On behalf of the official committee of unsecured creditors of Tristream Energy, LLC, Pillsbury has filed a suit holding that Tristream’s pipeline agreements with Eagle Rock Acquisition Partnership L.P. and Targa Southtex Midstream Company L.P. cannot be entirely rejected in bankruptcy. The suit seeks to reduce or eliminate more than $30 million in damages claimed by natural gas producers for losing their pipeline contracts in a bankruptcy case.

The lawsuit was filed in the Southern District of Texas on October 18, 2016 and takes the opposite stance from the highly controversial Sabine decision, rendered in March 2016. In that case, bankruptcy Judge Shelley Chapman of the Southern District of New York held that the covenants of gas gathering agreements do not “run with the land” and can therefore be rejected by debtors.

The oil and gas pipeline industry has since been troubled by the possibility that they would pay billions to install thousands of miles of underground pipelines to gas wells, only to have contracts with well owners rejected in bankruptcy. Such an outcome would leave the pipeline with a large unsecured claim against the gas well producer but no guarantee of the pipeline’s future use.

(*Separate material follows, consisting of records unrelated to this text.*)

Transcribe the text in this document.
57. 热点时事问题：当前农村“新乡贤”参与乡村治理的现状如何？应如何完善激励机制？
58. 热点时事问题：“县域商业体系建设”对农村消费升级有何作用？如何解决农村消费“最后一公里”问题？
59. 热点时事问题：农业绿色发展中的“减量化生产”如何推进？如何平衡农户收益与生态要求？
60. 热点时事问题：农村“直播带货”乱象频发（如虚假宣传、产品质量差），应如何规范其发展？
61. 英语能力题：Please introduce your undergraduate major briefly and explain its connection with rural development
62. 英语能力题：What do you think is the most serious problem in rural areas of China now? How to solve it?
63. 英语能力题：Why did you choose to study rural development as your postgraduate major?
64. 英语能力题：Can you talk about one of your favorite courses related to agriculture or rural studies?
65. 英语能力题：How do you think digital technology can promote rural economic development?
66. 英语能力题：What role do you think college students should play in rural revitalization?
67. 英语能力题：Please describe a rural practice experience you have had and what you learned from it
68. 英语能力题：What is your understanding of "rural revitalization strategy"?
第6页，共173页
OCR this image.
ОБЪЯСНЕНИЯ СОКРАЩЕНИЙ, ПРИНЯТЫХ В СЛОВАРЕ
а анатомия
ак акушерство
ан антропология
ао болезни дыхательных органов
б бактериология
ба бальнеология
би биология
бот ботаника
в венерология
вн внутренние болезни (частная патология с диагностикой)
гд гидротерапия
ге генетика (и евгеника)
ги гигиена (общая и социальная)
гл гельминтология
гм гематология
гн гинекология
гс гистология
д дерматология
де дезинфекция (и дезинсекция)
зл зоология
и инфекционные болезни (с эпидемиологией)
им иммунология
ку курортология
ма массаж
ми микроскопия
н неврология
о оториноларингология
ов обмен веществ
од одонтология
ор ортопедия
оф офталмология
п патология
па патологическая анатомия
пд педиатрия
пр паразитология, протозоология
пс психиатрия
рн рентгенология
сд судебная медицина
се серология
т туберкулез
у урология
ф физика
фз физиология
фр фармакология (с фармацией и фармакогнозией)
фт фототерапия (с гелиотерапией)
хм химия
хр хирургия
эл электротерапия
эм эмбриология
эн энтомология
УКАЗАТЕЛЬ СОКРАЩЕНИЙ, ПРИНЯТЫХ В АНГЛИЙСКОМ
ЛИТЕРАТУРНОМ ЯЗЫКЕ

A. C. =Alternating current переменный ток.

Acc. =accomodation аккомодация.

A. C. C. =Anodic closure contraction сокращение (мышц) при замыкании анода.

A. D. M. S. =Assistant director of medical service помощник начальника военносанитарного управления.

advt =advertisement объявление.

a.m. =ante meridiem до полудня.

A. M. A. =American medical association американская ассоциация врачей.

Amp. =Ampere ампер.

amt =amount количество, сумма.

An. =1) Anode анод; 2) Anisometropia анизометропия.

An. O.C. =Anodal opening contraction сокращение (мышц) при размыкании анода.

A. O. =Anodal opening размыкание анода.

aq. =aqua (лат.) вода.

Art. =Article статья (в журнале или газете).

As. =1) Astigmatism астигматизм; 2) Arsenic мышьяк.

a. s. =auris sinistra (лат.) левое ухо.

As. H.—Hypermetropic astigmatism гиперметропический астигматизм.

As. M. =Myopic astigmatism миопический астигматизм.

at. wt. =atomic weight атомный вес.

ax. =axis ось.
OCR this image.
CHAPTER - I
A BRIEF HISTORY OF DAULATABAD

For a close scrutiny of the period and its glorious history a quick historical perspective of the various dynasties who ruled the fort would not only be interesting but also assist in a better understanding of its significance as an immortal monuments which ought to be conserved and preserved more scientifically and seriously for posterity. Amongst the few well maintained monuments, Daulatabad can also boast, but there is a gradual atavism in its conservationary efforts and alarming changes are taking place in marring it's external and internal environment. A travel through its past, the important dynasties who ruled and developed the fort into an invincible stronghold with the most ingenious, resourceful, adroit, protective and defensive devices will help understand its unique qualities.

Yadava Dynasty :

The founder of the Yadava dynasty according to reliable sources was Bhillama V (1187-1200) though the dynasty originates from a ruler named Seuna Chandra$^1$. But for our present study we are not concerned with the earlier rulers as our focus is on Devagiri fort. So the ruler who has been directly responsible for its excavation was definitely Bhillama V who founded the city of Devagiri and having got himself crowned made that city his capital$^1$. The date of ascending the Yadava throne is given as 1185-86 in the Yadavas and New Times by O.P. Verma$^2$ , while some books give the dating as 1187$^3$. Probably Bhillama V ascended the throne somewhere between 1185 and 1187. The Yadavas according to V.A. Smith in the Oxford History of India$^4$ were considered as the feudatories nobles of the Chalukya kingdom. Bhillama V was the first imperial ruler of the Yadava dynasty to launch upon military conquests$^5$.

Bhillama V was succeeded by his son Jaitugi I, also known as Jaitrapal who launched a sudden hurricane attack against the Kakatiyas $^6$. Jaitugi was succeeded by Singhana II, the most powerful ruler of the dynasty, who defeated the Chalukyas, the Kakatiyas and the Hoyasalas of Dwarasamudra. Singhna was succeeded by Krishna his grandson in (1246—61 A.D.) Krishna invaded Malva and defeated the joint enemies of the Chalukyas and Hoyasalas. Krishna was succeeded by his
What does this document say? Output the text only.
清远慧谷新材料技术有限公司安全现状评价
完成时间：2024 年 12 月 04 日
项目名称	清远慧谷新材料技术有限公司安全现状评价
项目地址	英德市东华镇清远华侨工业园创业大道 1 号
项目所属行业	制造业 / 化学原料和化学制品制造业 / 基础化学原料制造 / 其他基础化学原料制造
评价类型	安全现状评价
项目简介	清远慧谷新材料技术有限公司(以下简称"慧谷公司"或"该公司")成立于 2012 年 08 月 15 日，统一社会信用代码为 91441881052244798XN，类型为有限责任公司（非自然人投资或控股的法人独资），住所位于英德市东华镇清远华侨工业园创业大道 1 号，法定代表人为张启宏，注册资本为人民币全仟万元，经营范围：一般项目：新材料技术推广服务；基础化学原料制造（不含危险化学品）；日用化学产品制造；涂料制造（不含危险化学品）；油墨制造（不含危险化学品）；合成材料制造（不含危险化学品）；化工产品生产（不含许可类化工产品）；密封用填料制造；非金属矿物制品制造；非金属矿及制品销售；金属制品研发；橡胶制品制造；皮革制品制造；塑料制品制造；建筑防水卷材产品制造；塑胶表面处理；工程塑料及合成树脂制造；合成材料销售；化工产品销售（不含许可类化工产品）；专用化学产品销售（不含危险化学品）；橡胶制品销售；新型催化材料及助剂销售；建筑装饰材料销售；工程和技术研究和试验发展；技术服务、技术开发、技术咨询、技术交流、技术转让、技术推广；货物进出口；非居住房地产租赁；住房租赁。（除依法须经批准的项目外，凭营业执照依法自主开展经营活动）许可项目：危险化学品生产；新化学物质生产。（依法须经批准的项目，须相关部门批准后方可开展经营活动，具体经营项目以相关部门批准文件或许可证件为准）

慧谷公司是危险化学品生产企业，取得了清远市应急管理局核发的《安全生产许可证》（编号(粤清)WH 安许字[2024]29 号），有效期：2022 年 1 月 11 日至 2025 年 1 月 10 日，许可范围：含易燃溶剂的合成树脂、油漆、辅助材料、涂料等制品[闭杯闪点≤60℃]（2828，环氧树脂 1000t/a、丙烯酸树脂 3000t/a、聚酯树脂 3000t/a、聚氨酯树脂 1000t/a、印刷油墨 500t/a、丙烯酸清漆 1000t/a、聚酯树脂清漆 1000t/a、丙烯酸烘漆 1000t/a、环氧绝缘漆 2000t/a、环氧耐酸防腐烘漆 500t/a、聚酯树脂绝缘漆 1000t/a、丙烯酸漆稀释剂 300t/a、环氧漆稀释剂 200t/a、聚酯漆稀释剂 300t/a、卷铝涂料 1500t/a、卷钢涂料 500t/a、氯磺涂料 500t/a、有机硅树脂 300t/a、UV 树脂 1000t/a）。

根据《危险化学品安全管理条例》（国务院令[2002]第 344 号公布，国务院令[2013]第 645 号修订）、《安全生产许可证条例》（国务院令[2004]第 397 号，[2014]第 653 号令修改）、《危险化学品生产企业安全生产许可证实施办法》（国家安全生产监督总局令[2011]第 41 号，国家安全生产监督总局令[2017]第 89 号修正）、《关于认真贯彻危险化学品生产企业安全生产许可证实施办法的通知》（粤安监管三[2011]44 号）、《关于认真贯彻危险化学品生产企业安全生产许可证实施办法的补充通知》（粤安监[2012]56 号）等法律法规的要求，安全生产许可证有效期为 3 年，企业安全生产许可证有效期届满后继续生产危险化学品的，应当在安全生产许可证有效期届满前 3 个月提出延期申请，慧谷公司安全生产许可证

“With all due respect to the logic of the Sabine decision, we believe that in Tristream’s case, the gas gathering agreements run with the land and cannot be entirely rejected,” said Hugh Ray, Pillsbury partner and lead counsel to the unsecured creditors committee. “We hope this lawsuit will help establish a clear rule of law as to the status of gas gathering agreements in contract and avert issues that could have a destabilizing impact on the energy industry as a whole.”

Ray is being assisted in the matter by San Francisco partner Cecily Dumas, New York partner Andrew Troop and New York associate Dina Yavich.